The touchstone of whether one continues "to look" while in a relationship is an aspect of romantic relationships that is seldom touched upon because we can "make" ourselves "stop looking," by an exercise of simple self-denial; however, such denial doesn't mean that the relationship has anything near the firm footing that it might have had were the "stopping of looking" a result of finding "the one."
The very existence of "the one" is a position that often comes under fire in discussions of romantic love; indeed, of any kind of legitimate, selfless love. The argument is usually developed along the lines of the fact that love is "no respecter" of persons and you can "learn" to love anyone. As true as this is, the conditions of marriage and close familial living, require a serious consideration of other factors.
Additionally, it doesn't take into account those cases in which individuals claim to have found "the one" for them. Such individuals who claim to have found "the one" speak of a bond that lies below, i.e., more fundamental than, the grounds we usually have for the garden variety of love that characterizes most other relationships. In a certain respect, that kind of love, viz,, the kind between people who claim they have found "the one" for them, although it acts selfless, is really self-centered owing to the fact that each sees the other as themselves, i.e., saving the other is saving him/herself. This sense of oneness with the other is universally characteristic of the love that obtains between individuals who claim they have found "the one" for them.

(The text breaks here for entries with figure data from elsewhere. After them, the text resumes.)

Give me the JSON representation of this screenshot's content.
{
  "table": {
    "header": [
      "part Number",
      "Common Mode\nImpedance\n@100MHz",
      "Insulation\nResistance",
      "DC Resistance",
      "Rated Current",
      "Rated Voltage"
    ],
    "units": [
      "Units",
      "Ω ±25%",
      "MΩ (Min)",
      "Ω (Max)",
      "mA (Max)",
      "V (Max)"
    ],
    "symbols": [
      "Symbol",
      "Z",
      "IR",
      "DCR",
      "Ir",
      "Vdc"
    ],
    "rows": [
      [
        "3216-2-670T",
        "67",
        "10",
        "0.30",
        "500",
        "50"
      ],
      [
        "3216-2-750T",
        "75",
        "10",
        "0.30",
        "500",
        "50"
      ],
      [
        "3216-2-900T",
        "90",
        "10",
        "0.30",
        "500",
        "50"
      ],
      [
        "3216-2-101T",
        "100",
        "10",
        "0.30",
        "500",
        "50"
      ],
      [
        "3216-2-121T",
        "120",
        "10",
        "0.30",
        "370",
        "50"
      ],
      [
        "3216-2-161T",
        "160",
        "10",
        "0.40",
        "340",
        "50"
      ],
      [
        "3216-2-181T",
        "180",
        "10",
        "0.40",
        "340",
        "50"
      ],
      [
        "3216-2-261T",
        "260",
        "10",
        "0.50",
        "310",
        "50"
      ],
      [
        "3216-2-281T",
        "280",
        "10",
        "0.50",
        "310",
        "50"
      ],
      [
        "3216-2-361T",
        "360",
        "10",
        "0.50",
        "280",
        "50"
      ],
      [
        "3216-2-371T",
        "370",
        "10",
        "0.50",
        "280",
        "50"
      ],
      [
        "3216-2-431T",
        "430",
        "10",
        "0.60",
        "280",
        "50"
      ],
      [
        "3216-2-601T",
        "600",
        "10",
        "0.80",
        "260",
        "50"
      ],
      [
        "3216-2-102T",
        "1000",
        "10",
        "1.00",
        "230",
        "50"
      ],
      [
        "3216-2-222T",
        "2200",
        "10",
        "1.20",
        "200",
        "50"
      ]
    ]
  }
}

Another characteristic of this love is strange indeed. It is such that it seeks not to change the life of the other; that is, let's suppose that two people, already in marriage relationships, discover that they are "the ones" for each other, they would not disturb those relationships in order to effect their own "oneness." Instead, they would rest serene in the happy fulfillment of having discovered the other, offering whatever help or support they could, should the other need it, and letting their current relationships take their natural course.
Although this option is open to the "ones," their current relationships usually cannot withstand the increased light that this discovery by one partner brings into the relationship and they begin to disintegrate as a result. This disintegration is typically experienced as alienation or a lack of freedom because either the person feels as though affection has been alienated or that there are unspoken demands or expectations that the individual is unwilling to meet. This is not the result of not being loved in the sense of loving referred to above, namely, that anyone can be loved, but, rather, an awareness within the individual who is not "the one" that the founding bond is absent, since, resident within each individual is the yearning for just that very bond with "the one" for them. The awareness of this absent bond is heightened in one individual when that individual comes into the proximity of its presence in another.
In this regard, the suggestion made by the individual above is quite accurate; if someone has stopped looking, then that's a good indication that "the one" has been found; of course, this admonition is only as good as the introspective skills of the individual in question. Someone may think they have stopped looking but really have not...time will tell.
As for me...I have faith I have stopped, but, again...time will tell.